Startseite › Foren › Kulturgut › Das musikalische Philosophicum › Der Album-/Compilation-Definitions-Thread › Re: Der Album-/Compilation-Definitions-Thread
Anonym
Registriert seit: 01.01.1970
Beiträge: 0
Schön, dass es diese Debatte gibt! Wenn man nach längerer Abwesenheit in dieses Forum zurückkehrt, gibt es einem einen wohlig nostalgischen Schub, wenn wie immer über „Alben“ und „Kompilationen“, „Songs“ und „Tracks“ diskutiert wird. Selbstverständlich will ich auch meinen Senf dazu geben:
1.
Die Unterscheidung zwischen Studio-LPs und Kompilationen ergibt schon Sinn, wenn man Entstehungs-Unterschiede zwischen verschiedenen Musikerzeugnissen herausarbeiten will (Aktualität versus Retrospektive etc). Das Weiße Album ist in diesem Sinne etwas anderes als das Blaue Album, das wird niemand bestreiten.
2.
In Lieblingsalben-Listen nur Studio-LPs und keine Kompilationen zuzulassen, ergibt hingegen keinen Sinn. Auch das vielbemühte Argument der Vergleichbarkeit, die gesichert bleiben müsse, taugt nicht. Weshalb sollte es aus Vergleichbarkeitsgründen unverkraftbar sein, die Greatest Hits von Sly & The Family Stone an There’s a Riot Goin On zu messen, während es vergleichstechnisch keine Probleme bereiten soll, A Love Supreme an Wish You Were Here zu messen? Studio-LPs und Kompilationen für unvergleichbar zu erklären, ist eine rein ideologische Setzung.
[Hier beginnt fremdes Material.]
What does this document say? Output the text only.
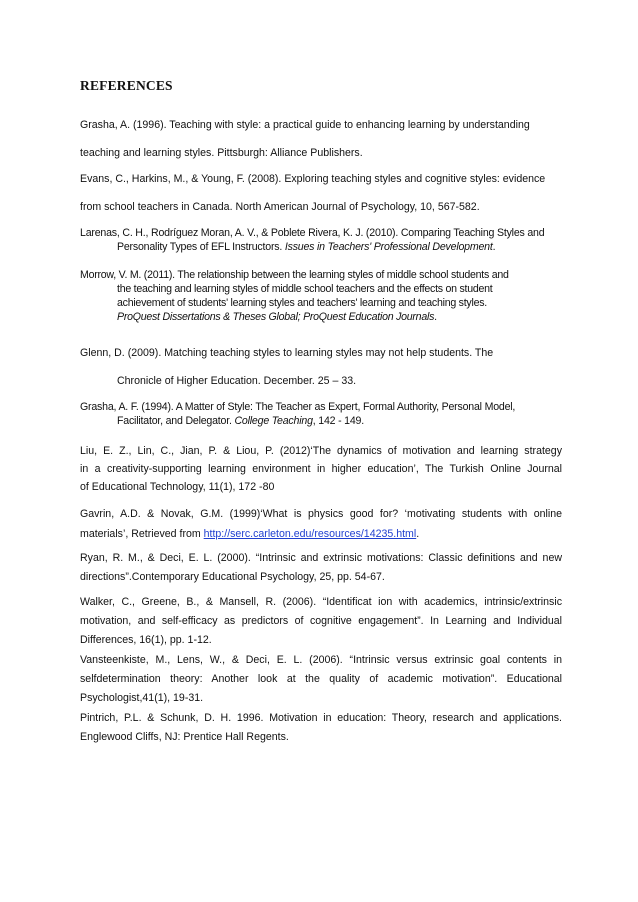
REFERENCES
Grasha, A. (1996). Teaching with style: a practical guide to enhancing learning by understanding
teaching and learning styles. Pittsburgh: Alliance Publishers.
Evans, C., Harkins, M., & Young, F. (2008). Exploring teaching styles and cognitive styles: evidence
from school teachers in Canada. North American Journal of Psychology, 10, 567-582.
Larenas, C. H., Rodríguez Moran, A. V., & Poblete Rivera, K. J. (2010). Comparing Teaching Styles and
Personality Types of EFL Instructors. Issues in Teachers' Professional Development.
Morrow, V. M. (2011). The relationship between the learning styles of middle school students and
the teaching and learning styles of middle school teachers and the effects on student
achievement of students' learning styles and teachers' learning and teaching styles.
ProQuest Dissertations & Theses Global; ProQuest Education Journals.
Glenn, D. (2009). Matching teaching styles to learning styles may not help students. The
Chronicle of Higher Education. December. 25 – 33.
Grasha, A. F. (1994). A Matter of Style: The Teacher as Expert, Formal Authority, Personal Model,
Facilitator, and Delegator. College Teaching, 142 - 149.
Liu, E. Z., Lin, C., Jian, P. & Liou, P. (2012)‘The dynamics of motivation and learning strategy
in a creativity-supporting learning environment in higher education’, The Turkish Online Journal
of Educational Technology, 11(1), 172 -80
Gavrin, A.D. & Novak, G.M. (1999)‘What is physics good for? ‘motivating students with online
materials’, Retrieved from http://serc.carleton.edu/resources/14235.html.
Ryan, R. M., & Deci, E. L. (2000). “Intrinsic and extrinsic motivations: Classic definitions and new
directions”.Contemporary Educational Psychology, 25, pp. 54-67.
Walker, C., Greene, B., & Mansell, R. (2006). “Identificat ion with academics, intrinsic/extrinsic
motivation, and self-efficacy as predictors of cognitive engagement”. In Learning and Individual
Differences, 16(1), pp. 1-12.
Vansteenkiste, M., Lens, W., & Deci, E. L. (2006). “Intrinsic versus extrinsic goal contents in
selfdetermination theory: Another look at the quality of academic motivation”. Educational
Psychologist,41(1), 19-31.
Pintrich, P.L. & Schunk, D. H. 1996. Motivation in education: Theory, research and applications.
Englewood Cliffs, NJ: Prentice Hall Regents.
Genausogut könnte man sagen: Studio-LPS, die an einem einzigen Tag mit einem geringen Budget eingespielt wurden, mit Studio-LPs, die über ein Jahr hinweg mit einem Monster-Budget eingespielt wurden, zu vergleichen, ist unmöglich.
3.
Ich bitte darum, die Unterscheidung zwischen Song und Track nicht mit hier reinzurühren und so zu tun, als sei sie ebenso schwammig und strittig wie das Album-Definitions-Problem. Denn die Song/Track-Unterscheidung ist äußerst hilfreich, wenn man sich etwas differenzierter über Musik unterhalten möchte. Song ist die Komposition, Track die Realisierung – es ist doch auch gar nicht so schwierig, das auseinanderzuhalten.
Beispiel: Beethovens Neunte, das ist der „Song“. Was Karajan daraus macht, ist der „Track“. Angenommen, jemand findet Karajans Interpretation arg kalt und stählern und kraftprotzerisch – wenn er nun sagen würde, die Neunte sei eine kalte, stählerne und kraftprotzerische Komposition: Wäre das nicht etwas ungerecht gegenüber dem armen Beethoven? Würde der Kritiker das womöglich selber einsehen, wenn er den „Die Neunte“-Track von Lorin Mazel hören würde?
Oder With a Little Help From My Friends: Wer hier sagt, das sei ein bombastischer, pompöser, überladener Song, wird zurecht fassungsloses Kopfschütteln ernten. Bombastisch, pompös und überladen ist weder der Song an sich noch der Track, den die Beatles aufgenommen haben. Man kann allerdings durchaus der Meinung sein, dass Joe Cockers Version, seine Aufnahme, sein Track des Songs solche Kritik verdient.
Letztes Beispiel: Dylans Songs funktionieren bestens per Wandergitarre am Lagerfeuer – von James Browns Songs kann man das eher nicht sagen. Tendenz: Browns Songs sind „schlechter“. Das heißt aber nicht, dass seine Musik schlechter ist – es kommt bei ihm nur auf anderes an als bloß auf Melodie und Text, nämlich auf Funkyness, Rhythmus, Arrangement etc pp. Pointiert gesagt: James Brown liefert phantastische Tracks. Er könnte das Telefonbuch rauskeuchen, und es wäre immer noch gut. Während bei Dylans Songs viele sagen: „Naja, er kann gute Lieder schreiben, aber gut singen kann er nicht – und wenn er dazu auch noch in seinen Goschenhobel hustet, wird’s unerträglich“. Damit sagen diese Leute im Grunde nichts anderes als: Dylans Songs sind gut, Dylans Tracks nicht (natürlich widerspreche ich da – aber ich hoffe, die Sinnhaltigkeit der Song/Track-Unterscheidung ist deutlich geworden).